Allowing the Builder to Repair the Building
Besides blaming the unit owner for causing the damage, or telling the unit owner that he or she is not your landlord or telling the unit owner to “Sue me. It will take you years before we even have a trial,” or that the unit owner must be imagining the problem because “We live here too,” the most popular sponsor excuse is that the unit owner failed to give access to the sponsor’s workers to fix the problem.
No matter how badly the condominium is built, every unit owner must allow the sponsor an opportunity to fix the problem. In many cases, the sponsor will use a band-aid approach, which temporarily cures the problem without the sponsor having to spend the money required to completely fix the problem. To deal with this common practice each repair should be reported and then checked by the unit owner’s engineer to determine whether the repair was sufficient. In most cases, after much time has passed, the sponsor agrees to pay a sum of money rather than feigning repairs.
Unless the sponsor cooperates and completes the repairs, more aggressive action must be considered, including legal action, demanding seats on the board of directors, working with the proper governmental agencies, as well as organized protests.

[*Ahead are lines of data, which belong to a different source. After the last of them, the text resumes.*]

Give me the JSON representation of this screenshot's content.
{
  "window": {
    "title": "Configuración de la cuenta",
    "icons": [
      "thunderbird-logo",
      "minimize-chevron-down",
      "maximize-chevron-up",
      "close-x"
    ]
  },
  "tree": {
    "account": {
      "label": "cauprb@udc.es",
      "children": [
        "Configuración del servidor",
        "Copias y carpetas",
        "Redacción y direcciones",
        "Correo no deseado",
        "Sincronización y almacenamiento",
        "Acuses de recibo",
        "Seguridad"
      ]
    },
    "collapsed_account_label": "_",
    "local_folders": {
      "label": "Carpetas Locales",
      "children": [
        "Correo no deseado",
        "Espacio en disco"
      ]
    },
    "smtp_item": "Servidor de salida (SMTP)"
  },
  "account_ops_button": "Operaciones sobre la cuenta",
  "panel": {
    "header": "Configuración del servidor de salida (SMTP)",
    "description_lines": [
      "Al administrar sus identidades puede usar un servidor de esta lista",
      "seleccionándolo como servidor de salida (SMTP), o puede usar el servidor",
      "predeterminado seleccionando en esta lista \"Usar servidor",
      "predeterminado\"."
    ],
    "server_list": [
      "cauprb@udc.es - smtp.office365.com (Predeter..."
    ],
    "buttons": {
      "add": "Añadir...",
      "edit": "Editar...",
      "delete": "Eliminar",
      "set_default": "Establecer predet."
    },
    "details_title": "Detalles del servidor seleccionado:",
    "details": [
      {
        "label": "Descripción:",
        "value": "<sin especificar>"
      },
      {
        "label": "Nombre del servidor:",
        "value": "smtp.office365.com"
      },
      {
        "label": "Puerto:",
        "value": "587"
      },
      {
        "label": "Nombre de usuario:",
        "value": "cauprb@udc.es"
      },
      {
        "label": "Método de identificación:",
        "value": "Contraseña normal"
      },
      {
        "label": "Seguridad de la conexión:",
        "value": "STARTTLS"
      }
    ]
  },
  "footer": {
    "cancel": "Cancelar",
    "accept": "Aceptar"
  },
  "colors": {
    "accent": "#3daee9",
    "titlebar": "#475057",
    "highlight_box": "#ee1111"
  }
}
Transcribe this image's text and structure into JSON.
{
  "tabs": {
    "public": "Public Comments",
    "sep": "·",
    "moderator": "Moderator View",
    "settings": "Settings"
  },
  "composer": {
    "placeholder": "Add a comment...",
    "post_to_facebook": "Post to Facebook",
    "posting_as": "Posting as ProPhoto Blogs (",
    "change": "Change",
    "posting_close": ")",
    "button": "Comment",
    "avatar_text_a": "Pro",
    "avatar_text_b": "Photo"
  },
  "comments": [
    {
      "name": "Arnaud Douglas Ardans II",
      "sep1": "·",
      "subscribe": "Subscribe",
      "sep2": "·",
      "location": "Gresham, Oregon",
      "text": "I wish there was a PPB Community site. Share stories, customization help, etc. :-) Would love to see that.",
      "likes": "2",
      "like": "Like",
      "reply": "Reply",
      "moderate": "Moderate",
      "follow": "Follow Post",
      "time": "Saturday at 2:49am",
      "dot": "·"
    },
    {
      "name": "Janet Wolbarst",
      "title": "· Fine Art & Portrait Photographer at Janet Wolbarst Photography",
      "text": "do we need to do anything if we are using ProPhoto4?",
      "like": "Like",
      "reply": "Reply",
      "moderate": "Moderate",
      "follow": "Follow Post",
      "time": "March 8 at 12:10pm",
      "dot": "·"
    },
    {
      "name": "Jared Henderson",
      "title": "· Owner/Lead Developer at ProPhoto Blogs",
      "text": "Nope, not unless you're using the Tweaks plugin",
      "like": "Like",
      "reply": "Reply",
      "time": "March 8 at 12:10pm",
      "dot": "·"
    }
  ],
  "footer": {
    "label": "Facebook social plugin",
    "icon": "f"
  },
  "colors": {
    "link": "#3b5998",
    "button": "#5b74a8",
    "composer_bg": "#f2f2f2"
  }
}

Local council members, state, and federal governmental representatives have also provided extremely helpful assistance in pressuring the sponsor to resolve problems.
Keeping Punch Lists
To support a building or unit owner’s claims against the sponsor, to show the real defects and the sponsor’s failure to deliver what was promised, the board and individual owners need to preserve their copies of (a) all “punch lists” and other written complaints they submit from time to time to sponsor representatives (whether by formal notice, regular mail, email, or any written notes of any kind), and (b) all of the marketing materials, advertising, and/or promotional sheets the sponsor or the sponsor’s sales representatives furnished them during the pre-contract period to induce them to purchase their unit.
Owners should also keep print-out copies of all Internet advertising the sponsor did for the project on any sponsor website, including copies of all web pages featuring written descriptions and/or pictorial images of the residences to be built and any amenities to be associated with the development, as part of the finishes product the developer was promising and representing to and would be delivered upon closing.
Developers will attempt to limit a purchaser’s claims by pointing to the “four corners” of the contract and the narrow language of the offering plan (complete with all extra-contract disclaimers) to avoid liability for not delivering what the purchaser was led to believe he or she would receive at the end of the transaction. Nevertheless, promotional or marketing materials that are blatantly false can be used as evidence to support a claim of common law fraud in the inducement against a sponsor who knowingly uses such ploys to deceive its victims.